Here we report effects of N fertilization of a 57-year-old Douglas-fir stand with 200 kg N ha^-1 on R_s, R_h, R_r, forest-floor N₂O emissions, and eddy covariance (EC)-measured stand NEP. An area of 80 ha (which included the 80% cumulative flux footprint of the flux tower) was fertilized with urea by helicopter on Jan 13, 2007. A non-fertilized area of about 17 ha served as a control for comparing differences in tree growth, C stocks and greenhouse gas emissions. Every 2-3 weeks, soil CO₂ effluxes were measured in non-fertilized and fertilized as well as trenched and non-trenched plots using a portable dynamic chamber while soil N₂O emissions were measured using a portable static chamber. Increment in stand NEP in 2007 due to fertilization was computed using an empirical model fitted to pre-fertilization (1998-2006) NEP and climate data. Effect of fertilization on net greenhouse gas global warming potential (GWP) was calculated considering changes in soil N₂O emissions and NEP, and energy requirements of fertilizer production, transport and aerial spreading.

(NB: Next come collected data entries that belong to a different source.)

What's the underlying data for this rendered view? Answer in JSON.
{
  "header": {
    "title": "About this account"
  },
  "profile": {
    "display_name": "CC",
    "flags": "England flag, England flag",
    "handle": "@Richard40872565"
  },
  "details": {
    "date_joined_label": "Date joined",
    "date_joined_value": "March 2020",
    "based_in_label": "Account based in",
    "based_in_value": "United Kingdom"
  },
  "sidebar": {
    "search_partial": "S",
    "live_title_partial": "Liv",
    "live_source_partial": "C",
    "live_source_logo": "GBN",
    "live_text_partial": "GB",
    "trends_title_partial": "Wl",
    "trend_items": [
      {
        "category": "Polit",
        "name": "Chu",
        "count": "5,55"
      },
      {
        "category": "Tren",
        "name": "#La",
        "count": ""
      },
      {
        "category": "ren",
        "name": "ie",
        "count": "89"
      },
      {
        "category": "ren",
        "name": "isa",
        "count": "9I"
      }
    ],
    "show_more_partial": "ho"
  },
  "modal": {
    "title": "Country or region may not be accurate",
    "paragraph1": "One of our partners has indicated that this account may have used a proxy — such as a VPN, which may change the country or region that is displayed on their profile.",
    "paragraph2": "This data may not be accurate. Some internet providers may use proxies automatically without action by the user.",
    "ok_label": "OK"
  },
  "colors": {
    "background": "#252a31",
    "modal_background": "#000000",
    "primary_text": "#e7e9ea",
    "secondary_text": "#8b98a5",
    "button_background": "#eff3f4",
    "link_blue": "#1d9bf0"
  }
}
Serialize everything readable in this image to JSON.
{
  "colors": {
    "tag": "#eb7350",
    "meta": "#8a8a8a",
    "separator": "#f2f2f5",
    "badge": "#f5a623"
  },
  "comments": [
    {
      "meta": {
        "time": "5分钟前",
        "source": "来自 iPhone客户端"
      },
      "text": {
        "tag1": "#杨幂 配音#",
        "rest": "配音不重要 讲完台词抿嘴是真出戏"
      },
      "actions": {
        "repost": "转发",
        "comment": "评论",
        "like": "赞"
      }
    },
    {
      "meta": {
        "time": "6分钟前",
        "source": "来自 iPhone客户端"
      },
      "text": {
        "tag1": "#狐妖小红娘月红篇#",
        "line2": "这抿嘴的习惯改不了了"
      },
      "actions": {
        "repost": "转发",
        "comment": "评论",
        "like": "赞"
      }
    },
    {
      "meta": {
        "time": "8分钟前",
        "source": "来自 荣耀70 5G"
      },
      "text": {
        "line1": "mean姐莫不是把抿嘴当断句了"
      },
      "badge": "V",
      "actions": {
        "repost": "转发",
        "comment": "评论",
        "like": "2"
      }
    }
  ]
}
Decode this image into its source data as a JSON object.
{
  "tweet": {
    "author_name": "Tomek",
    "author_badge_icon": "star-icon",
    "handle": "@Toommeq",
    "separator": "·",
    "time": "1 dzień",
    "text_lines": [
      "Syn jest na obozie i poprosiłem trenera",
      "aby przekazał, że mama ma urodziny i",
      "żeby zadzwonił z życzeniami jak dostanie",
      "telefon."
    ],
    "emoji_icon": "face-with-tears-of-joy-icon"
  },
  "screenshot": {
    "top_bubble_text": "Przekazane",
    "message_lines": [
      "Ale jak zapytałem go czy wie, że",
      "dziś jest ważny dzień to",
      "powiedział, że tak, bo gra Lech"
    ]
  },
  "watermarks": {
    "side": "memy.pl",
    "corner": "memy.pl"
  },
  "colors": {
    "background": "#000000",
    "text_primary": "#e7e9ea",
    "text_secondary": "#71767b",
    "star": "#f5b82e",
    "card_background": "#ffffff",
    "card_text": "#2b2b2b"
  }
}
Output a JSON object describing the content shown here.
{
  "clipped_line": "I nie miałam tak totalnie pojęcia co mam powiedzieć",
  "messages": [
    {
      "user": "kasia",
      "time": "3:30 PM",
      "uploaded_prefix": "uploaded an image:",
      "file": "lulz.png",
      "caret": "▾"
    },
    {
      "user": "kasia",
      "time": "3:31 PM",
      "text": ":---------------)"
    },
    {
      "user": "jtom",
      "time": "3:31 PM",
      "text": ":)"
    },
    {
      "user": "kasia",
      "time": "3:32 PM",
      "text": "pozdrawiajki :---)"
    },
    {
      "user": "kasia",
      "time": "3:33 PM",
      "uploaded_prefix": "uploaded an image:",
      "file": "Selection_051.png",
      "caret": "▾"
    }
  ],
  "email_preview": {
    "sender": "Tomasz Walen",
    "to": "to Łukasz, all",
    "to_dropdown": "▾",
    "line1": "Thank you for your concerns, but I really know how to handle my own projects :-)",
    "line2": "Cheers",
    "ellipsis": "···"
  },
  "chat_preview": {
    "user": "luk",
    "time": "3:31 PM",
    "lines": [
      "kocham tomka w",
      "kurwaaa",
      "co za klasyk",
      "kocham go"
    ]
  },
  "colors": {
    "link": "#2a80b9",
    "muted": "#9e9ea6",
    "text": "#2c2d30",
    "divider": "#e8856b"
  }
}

Results showed that annual NEP increased from 335 g C m^-2 calculated assuming the stand was not fertilized to the measured value of 488 g C m^-2 with fertilization, thus resulting in a 46% increase in the first year after fertilization. Fertilization decreased soil CO₂ efflux in the trenched plots but increased it in the non-trenched plots indicating small decreases in R_h but increases in R_r. We found significant N₂O losses in the fertilized plots compared to a small uptake in the non-fertilized plots. N loss in the fertilized plots was about 16 kg N₂O ha^-1 in the first year, which is equivalent to 10 kg N ha^-1 or 5% of the applied fertilizer N. The latter contrasts to 1.25% assumed by the IPCC. At the end of first year after N fertilization, the net greenhouse gas GWP was -0.06 t CO₂ ha^-1, thereby indicating a small favourable effect of fertilization even in the first year after fertilization. Judging by a substantial increase in NEP in the first year, and since the effect of fertilization is expected to last over several years, it appears that increases in NEP in the following years will result in a significant decrease in greenhouse gas GWP.